In children with bipolar disorder, the amygdala is smaller than normal but abnormally active. “Since we’ve found this occurring in other mood disorders as well, we can’t use it as a diagnostic test specifically for bipolar disorder, but it does tell us more about why these children are having problems. For example, in studies comparing fearful or angry faces to neutral faces, kids with bipolar disorder show heightened amygdala activation. We’re following these kids, measuring their amygdala volumes over time to see what happens to them. As for the prefrontal cortex — the brake pads — it does appear they’re wearing down with repeated mood episodes.”

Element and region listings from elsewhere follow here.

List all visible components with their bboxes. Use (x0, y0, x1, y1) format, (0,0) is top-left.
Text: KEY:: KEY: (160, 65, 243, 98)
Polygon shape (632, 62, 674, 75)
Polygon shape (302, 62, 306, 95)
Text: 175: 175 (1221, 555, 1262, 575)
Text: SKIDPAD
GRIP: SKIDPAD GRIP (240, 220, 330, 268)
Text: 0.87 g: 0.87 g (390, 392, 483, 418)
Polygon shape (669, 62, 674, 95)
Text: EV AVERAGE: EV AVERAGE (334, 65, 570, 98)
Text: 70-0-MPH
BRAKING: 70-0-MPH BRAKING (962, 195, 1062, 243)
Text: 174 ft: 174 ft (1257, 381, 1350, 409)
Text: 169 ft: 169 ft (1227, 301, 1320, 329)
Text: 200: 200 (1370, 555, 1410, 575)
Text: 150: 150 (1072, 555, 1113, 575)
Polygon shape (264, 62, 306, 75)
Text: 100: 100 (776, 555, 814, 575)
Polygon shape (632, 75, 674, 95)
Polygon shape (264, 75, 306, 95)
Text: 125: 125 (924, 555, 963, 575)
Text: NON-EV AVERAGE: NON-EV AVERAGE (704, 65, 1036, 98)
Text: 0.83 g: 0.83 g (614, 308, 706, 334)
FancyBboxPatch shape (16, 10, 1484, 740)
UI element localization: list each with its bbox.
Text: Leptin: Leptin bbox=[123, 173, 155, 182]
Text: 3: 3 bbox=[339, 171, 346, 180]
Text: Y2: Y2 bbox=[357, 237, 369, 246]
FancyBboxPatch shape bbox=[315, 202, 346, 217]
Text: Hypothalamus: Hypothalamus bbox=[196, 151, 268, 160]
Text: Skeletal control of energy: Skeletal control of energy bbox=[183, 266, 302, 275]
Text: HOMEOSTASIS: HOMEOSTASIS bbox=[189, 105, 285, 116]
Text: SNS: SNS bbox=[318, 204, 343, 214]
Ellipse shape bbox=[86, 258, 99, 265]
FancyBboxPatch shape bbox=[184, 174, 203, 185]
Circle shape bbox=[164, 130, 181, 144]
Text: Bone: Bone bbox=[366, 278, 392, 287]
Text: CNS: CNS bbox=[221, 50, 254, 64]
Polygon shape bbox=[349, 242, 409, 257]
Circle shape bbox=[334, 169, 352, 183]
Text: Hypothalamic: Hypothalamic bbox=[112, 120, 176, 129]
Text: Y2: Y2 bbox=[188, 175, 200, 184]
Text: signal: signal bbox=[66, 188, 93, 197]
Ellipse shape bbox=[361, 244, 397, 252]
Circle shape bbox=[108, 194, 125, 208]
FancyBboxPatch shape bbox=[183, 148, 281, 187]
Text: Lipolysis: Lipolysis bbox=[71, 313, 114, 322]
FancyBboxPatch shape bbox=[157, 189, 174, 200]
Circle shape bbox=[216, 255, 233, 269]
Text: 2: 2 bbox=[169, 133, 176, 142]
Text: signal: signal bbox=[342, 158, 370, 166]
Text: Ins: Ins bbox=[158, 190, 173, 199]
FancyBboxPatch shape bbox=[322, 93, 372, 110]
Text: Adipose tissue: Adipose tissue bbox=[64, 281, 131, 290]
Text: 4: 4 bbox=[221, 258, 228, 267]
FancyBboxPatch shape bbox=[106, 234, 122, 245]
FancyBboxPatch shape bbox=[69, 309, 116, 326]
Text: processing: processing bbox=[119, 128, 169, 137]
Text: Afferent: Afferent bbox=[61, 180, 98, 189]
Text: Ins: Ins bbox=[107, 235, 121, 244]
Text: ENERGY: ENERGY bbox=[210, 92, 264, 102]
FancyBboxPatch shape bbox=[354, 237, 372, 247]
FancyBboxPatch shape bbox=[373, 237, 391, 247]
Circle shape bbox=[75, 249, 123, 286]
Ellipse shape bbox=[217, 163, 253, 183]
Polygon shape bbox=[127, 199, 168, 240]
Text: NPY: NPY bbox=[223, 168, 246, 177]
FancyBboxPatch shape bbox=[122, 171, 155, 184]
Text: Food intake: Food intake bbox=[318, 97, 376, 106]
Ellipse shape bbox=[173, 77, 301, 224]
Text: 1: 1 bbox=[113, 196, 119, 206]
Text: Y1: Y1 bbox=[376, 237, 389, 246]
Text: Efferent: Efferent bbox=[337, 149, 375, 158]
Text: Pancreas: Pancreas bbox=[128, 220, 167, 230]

Chang expects to see changes in amygdala reactivity and in prefrontal structures. “While it’s not as simple as just increasing the brakes and letting up on the gas pedal, we’ve begun to find some prefrontal areas that do increase in activation, and other areas that decrease. Different brain circuits are coming on line and others are not as active as before, which we think and hope might be a sign children are using a ‘healthier’ emotional circuit as the result of this therapy.”
Projecting both urgency and optimism, Chang states: “ With bipolar disorder it can be years between the onset of symptoms and diagnosis, years in which a lot of bad stuff can happen, which is why my lab is all about early identification and prevention. We want to get to kids before they reach full-blown bipolar disorder. We’re getting closer.”
A promising therapy for pediatric OCD
The kids Peris treats already have full-blown obsessive-compulsive disorder. Like the nine-year-old who stopped eating solid food for fear of choking and repeatedly asked his parents for reassurance that he wouldn’t die. Or the boy who gets up in the middle of the night to shower for hours on end. Or the one who wears socks on his hands so as not to touch the doorknob. In each of these cases and many more like them, distressed, confused families of these children are drawn into the child’s OCD rituals and may inadvertently contribute to maintaining the cycle of illness.
In a small pilot study supported by NARSAD, Peris is testing an approach called positive-family interaction therapy, PFIT, that she has developed as a supplement to traditional child-focused treatment. She is examining whether the PFIT family treatment module can decrease family conflict, increase cohesion and help families disengage from the rituals and aberrant behaviors that may maintain or worsen OCD. PFIT and the treatment being used by Chang both derive from cognitive behavioral therapy, developed by Aaron Beck
“In the study, we looked for very distressed families who might have a hard time supporting their children in traditional treatment.” These families tend to be less stable and less organized and to have high levels of conflict and blame. The program, which Peris designed with her UCLA postdoctoral mentor, John Piacentini, Ph.D., places emphasis on getting parents to acknowledge and manage their own emotions and incorporates a number of well-established techniques to help them set realistic goals and carry them through, step by very small step.
Peris hesitates to speculate about clinical outcomes, but says so far around 60 percent of the PFIT families appear to be responding to treatment versus 40 percent of those in usual care. She reports that the little boy who would only take liquids has started trying solid foods again, and is working on chewing in a normal, non-ritualistic way. His parents are learning to stay calm and supportive during difficult moments.